Deep Learning for Human Brain Mapping

Ariel is a data scientist and hacker who runs the NeuroHackademy, a bootcamp for neuroimagers to gain skills while doing code sprints on a variety of innovative projects pushing the limits of brain mapping. An instructor with Data/Software Carpentry since 2013, he's a strong believer in using hackathons for education, and is particularly interested in using structural MR imaging to map the brain.

Patrick uses deep learning combined with Baysian probabilistic modeling to not only improve results in contexts of medical image segmentation, but to also get a measure of uncertainty in predictions. While an expert in computer vision and machine learning, he has also worked in computational neuroscience, using deep learning networks to model the brain.

During his Master's in Biophotonics at CERVO Anthony developed machine learning techniques to help biologists investigate synaptic proteins at the nanoscale. He's particularly enthusiastic about applying cutting-edge deep learning techniques to help researchers uncover the wonders of our brain.

Amy is a master of computer vision who specializes in realistic data augmentation, transforming her input data to augment the space of realistic configurations they might appear in. She is a master of detecting weak signals in the presence of large noise sources, and is at the forefront of generative modeling for learning robust models with limited data.

In his early work Robin mapped the world, but he now maps the brain at the Neuromedical AI Lab Freiburg, with an emphasis on EEG. He is the lead developer of BrainDecode, a software library for deep learning-based EEG decoding. He also has work on pure deep learning research, with a particular focus on invertible network architectures that can potentially be used for more interpretable decoding than common approaches.

Yu is a neuroscientist devoted to developing machine learning tools to better understand human brain organization. Her previous work involves building a new brain atlas using diffusion and functional MRI. Her current research interest is to decode and simulate brain activities using deep artificial neural networks, with a special focus on graph-based modeling.

Adriana is on the forefront of machine learning research, and develops new methods to make deep learning more closely model the structure of the data. From networks producing parameters for genetics analysis to active acquisition for MRI reconstruction, Adriana pushes the limits of what's possible in biomedical sciences.

Vince was one of the first scientists to get deep learning to work at all in neuroimaging, and has applied it extensively to modeling functional magnetic resonance imaging to build better maps of the brain. His group has investigated comparatively rare models like deep Boltzmann machines and has investigated using deep learning for fusing modalities at multiple brain scales.

Ariel is a data scientist and hacker who runs the NeuroHackademy, a bootcamp for neuroimagers to gain skills while doing code sprints on a variety of innovative projects pushing the limits of brain mapping. An instructor with Data/Software Carpentry since 2013, he's a strong believer in using hackathons for education, and is particularly interested in using structural MR imaging to map the brain.

Saige studies neuro-development, and is interested in discovering low-dimensional representations that might predict how we grow. She uses deep learning and careful MR sequence design to characterize neo-natal brain growth in challenging segmentation environments and predict brain age as a biomarker for early detection of disorders and degeneration.

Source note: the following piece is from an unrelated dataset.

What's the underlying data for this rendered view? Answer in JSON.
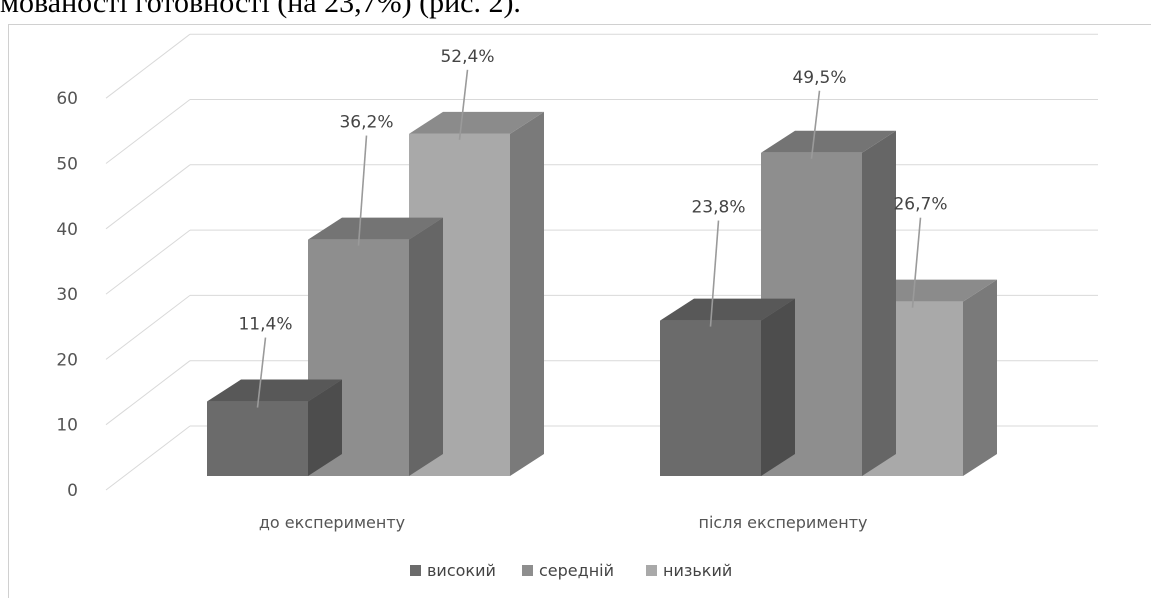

Hannah is a computer vision expert who uses big data to map the brain at the microscopic level. She is interested in how deep learning can help us characterize and discover the variability in the cytoarchitecture of our brains, and works on understanding the connectivity and laminar structure of the reconstructed histological data in the BigBrain.

Grace is interested in parallels between how biological neural circuits relate to artificial models. Using deep learning tools, she studies vision and attention, with a particular interest in how Hebbian learning in artificial networks is reflected in brain recording data. She is particularly strong at scientific communication, and her podcast offers listeners a gentle and accessible introduction to all things neuro.

Bliss is a computer scientist, statistician, and trained classical ballet dancer. He explores how deep generative models of biomedical data can be used to quantify variability between populations and improve statistical power analyses. He has also explored how machine learning techniques can be applied to characterize low dimensional connectome dynamics.

Anders is a computational guru whose extensive work parallelizing neuroimaging pipelines on GPUs made deep learning a natural extension of his research program. He's interested in pushing the limits of generative neural network models to fill in missing modalities and scale large-scale neuroimaging research across incomplete datasets.

Steffen records high-resolution magnetic resonance imaging to create quantitative susceptibility maps that reflect information on biological tissue properties, predominantly myelin, iron and calcium. He uses deep learning to estimate these maps to study neurodegenerative diseases.

Jakob has innovatively applied standard deep learning segmentation techniques hierarchically to produce maps of individual tracts in diffusion MRI. He is extending this so that it easily generalizes to other problems and these deep architectures are more accessible for researchers to be able to adapt them to their specific use cases.

Andrew teaches neuroimagers the basics (and advanced) of deep learning methods in order to recruit collaborators who will teach him some neuroscience. This year, he co-organized hands-on educational courses at Resting State and Brain Connectivity, the Montreal Artificial Intelligence and Neuroscience conference, and introduced deep learning as an instructor at the BrainHack Summer School.